Пускай старается как есть. Я тут сани не оставлю. Опять, чего доброго, заметет, пока я с новой постромкой вернусь. Или ты вернешься, а? Я, если домой приду, там и останусь и позавтракаю, хоть и к ужину приду. Если метель поднимется, я сюда не потащусь, чтобы замерзнуть, как мальчишка Педерсенов.
Да, сказал Ханс и кивнул. Заберем отсюда чертовы сани и Саймона домой, пока не окоченел. Я свяжу постромку.
Ханс слез, и я перестал пинать снег. Папа следил за Хансом из-за коня Саймона и улыбался, будто задумал какую-то пакость. Я полез было в сани, но папа закричал и велел мне искать дальше.
Может, найдется, когда сани стронем, сказал я.
Папа засмеялся, но не над моими словами. Он широко раскрыл рот, глядя на Ханса, и смеялся от души, хотя и тихо.
Да, может, найдется, сказал он и шлепнул Саймона покрепче. Может, и вправду.

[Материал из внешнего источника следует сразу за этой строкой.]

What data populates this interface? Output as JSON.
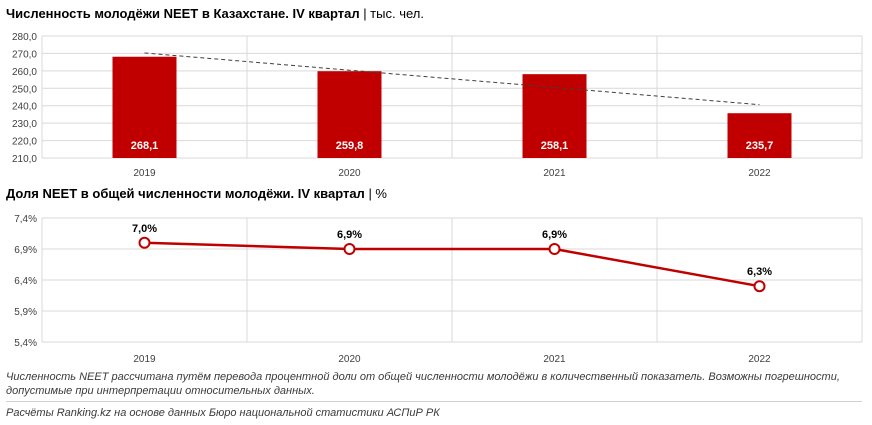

Я не нашел бутылку, а Большой Ханс связал постромку. Ему пришлось снять перчатки, но связал он быстро, и я его за это зауважал. Папа повел Саймона, а Ханс подналег сзади. Сани вытащились из снега и вдруг пошли, заскользили. Раздался звук, как будто лопнула электрическая лампочка. По следу полоза расплылось коричневое пятно. Папа, широко расставив ноги и держась за уздечку, оглянулся на пятно.

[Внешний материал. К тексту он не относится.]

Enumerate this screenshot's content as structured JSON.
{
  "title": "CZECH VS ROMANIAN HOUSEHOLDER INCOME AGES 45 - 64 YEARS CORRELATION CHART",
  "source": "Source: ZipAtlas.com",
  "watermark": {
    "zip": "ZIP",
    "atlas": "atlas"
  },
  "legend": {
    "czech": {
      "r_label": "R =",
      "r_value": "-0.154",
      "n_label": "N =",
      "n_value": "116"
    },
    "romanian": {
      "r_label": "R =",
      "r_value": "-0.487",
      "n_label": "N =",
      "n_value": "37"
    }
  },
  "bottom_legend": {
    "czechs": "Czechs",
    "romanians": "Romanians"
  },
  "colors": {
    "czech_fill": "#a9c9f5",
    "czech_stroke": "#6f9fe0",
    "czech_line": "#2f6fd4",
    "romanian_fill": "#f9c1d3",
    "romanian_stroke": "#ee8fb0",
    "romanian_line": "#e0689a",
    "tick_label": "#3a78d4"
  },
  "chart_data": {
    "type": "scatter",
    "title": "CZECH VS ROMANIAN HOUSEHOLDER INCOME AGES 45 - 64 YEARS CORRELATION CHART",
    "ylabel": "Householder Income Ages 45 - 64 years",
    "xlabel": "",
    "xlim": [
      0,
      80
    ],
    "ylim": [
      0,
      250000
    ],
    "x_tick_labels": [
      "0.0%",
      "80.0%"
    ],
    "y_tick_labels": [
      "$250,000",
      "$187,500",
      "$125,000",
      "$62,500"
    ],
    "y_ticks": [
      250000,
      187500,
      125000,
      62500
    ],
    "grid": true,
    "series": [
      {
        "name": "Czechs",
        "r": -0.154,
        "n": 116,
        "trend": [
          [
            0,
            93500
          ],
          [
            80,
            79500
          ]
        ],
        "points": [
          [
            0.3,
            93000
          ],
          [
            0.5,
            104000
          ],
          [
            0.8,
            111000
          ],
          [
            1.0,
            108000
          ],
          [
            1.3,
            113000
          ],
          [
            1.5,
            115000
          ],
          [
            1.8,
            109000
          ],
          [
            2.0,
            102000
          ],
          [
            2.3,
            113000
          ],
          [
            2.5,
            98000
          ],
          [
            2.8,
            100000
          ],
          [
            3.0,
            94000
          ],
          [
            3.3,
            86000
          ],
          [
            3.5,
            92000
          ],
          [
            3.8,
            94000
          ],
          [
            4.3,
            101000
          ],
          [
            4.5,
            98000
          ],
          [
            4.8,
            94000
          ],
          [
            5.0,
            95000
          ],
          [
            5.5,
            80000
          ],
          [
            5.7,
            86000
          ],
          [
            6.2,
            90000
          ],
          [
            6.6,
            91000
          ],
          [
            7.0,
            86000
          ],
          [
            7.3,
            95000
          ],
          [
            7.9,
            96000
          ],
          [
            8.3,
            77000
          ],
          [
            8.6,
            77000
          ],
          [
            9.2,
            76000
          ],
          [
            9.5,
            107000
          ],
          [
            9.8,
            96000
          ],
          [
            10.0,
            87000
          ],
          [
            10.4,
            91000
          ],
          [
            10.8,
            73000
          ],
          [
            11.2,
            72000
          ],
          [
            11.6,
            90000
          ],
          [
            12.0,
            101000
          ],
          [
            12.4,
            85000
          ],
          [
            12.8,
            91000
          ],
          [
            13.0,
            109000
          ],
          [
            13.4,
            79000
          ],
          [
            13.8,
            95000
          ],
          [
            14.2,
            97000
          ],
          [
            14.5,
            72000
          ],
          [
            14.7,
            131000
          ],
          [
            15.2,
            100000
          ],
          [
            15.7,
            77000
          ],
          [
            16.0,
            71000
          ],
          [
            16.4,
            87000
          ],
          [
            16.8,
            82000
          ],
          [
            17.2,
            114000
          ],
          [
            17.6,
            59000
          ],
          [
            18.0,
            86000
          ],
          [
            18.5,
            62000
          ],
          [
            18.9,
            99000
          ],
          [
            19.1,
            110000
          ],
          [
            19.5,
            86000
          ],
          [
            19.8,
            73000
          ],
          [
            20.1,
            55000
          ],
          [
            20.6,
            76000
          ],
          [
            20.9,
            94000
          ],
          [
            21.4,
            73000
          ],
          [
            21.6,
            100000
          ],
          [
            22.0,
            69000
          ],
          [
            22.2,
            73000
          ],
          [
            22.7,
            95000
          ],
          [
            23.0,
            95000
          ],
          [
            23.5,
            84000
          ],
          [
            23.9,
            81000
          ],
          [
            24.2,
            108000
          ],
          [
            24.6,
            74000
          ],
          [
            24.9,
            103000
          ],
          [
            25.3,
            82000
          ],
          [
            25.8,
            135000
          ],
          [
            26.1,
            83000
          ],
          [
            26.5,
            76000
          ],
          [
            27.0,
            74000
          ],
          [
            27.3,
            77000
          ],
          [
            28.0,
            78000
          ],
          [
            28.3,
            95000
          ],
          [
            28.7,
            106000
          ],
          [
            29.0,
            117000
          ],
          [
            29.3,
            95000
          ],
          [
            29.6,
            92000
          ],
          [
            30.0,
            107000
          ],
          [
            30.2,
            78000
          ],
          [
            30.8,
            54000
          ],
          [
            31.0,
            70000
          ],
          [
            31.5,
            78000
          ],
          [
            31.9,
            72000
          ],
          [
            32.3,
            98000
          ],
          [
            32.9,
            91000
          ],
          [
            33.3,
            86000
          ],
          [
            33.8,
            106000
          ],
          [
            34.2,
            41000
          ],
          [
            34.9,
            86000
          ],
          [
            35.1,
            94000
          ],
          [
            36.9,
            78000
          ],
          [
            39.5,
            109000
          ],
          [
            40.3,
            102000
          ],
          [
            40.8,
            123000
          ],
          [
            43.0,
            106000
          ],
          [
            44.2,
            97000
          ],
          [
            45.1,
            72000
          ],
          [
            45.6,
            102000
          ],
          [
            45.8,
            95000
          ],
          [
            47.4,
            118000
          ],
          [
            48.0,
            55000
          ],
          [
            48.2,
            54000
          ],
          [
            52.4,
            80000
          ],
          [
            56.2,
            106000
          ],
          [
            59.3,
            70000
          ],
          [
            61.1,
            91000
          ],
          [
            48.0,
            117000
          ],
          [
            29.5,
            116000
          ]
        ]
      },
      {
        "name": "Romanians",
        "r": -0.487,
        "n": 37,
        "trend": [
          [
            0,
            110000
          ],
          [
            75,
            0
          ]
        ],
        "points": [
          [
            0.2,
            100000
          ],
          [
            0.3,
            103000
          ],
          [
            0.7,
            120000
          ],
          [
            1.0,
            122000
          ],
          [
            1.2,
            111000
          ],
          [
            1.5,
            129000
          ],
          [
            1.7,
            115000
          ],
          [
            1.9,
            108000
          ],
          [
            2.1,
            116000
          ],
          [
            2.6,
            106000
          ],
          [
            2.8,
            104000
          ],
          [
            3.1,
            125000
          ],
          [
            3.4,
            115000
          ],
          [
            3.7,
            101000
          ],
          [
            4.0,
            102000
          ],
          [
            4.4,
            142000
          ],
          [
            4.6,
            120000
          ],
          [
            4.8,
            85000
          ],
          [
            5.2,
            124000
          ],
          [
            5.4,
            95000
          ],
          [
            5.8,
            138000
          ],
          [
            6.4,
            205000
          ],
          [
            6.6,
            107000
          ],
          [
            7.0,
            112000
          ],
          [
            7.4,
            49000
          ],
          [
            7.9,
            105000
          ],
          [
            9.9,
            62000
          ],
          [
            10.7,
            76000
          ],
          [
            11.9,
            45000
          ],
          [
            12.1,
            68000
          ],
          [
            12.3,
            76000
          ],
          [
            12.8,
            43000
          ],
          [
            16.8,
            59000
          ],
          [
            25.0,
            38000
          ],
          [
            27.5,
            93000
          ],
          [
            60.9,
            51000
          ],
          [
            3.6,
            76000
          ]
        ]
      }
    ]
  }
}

Как же это? сказал он. Как же это?
А Большого Ханса разобрало. Он задрал ногу выше снега. Он ударил себя. Плечи у него затряслись. Он хватался за живот. Он качался взад-вперед. Ой… ой… ой, кричал он и держался за бока. По щекам его текли слезы. Ты… ты… ты, завывал он. Щеки у Ханса, нос и вся голова стали красные. Нашел… нашел… нашел, захлебывался он.
У папы все застыло. Белые волосы, торчавшие из-под шапки, казались твердыми, острыми и блестели, как снег. Большой Ханс не переставал смеяться. Я никогда не видел его таким веселым. Он ослаб, он спотыкался, а папа стоял как вкопанный. Ханс тяжело дышал, и грудь у него ходила ходуном. Через минуту он выдохнется и опять озябнет – и пожалеет, что нельзя глотнуть из этой бутылки. Он сделался пьяный оттого, что она разбилась. Пятно перестало расплываться, снег булькал и оседал. Можно растопить снег и выпить, подумал я. Я очень жалел о бутылке. Я ненавидел Ханса. Всегда буду ненавидеть Ханса – пока есть снег.
Когда папа велел мне лезть в сани, Ханс уже тихо пыхтел. Потом и он влез, неловко. Папа стянул одеяло с коня Саймона и бросил в сани. Потом приказал Саймону ехать. Я накрылся одеялом и попробовал унять дрожь. Наша печка, подумал я, черная… Господи… черная… красивая, черная как сажа… а в дырках горит густым вишневым. Я подумал, как из чайника на ней идет пар, живой пар, шипит, белый и теплый, не как у меня изо рта – этот вялым облаком висит, тяжелый и мертвый, в неподвижном воздухе.
Ханс встрепенулся.
Куда мы едем? спросил он. Куда мы едем?
Папа ничего не ответил.
Не туда ведь, сказал Ханс. Куда мы едем?
Животу моему было больно от пистолета. Папа щурился на снег.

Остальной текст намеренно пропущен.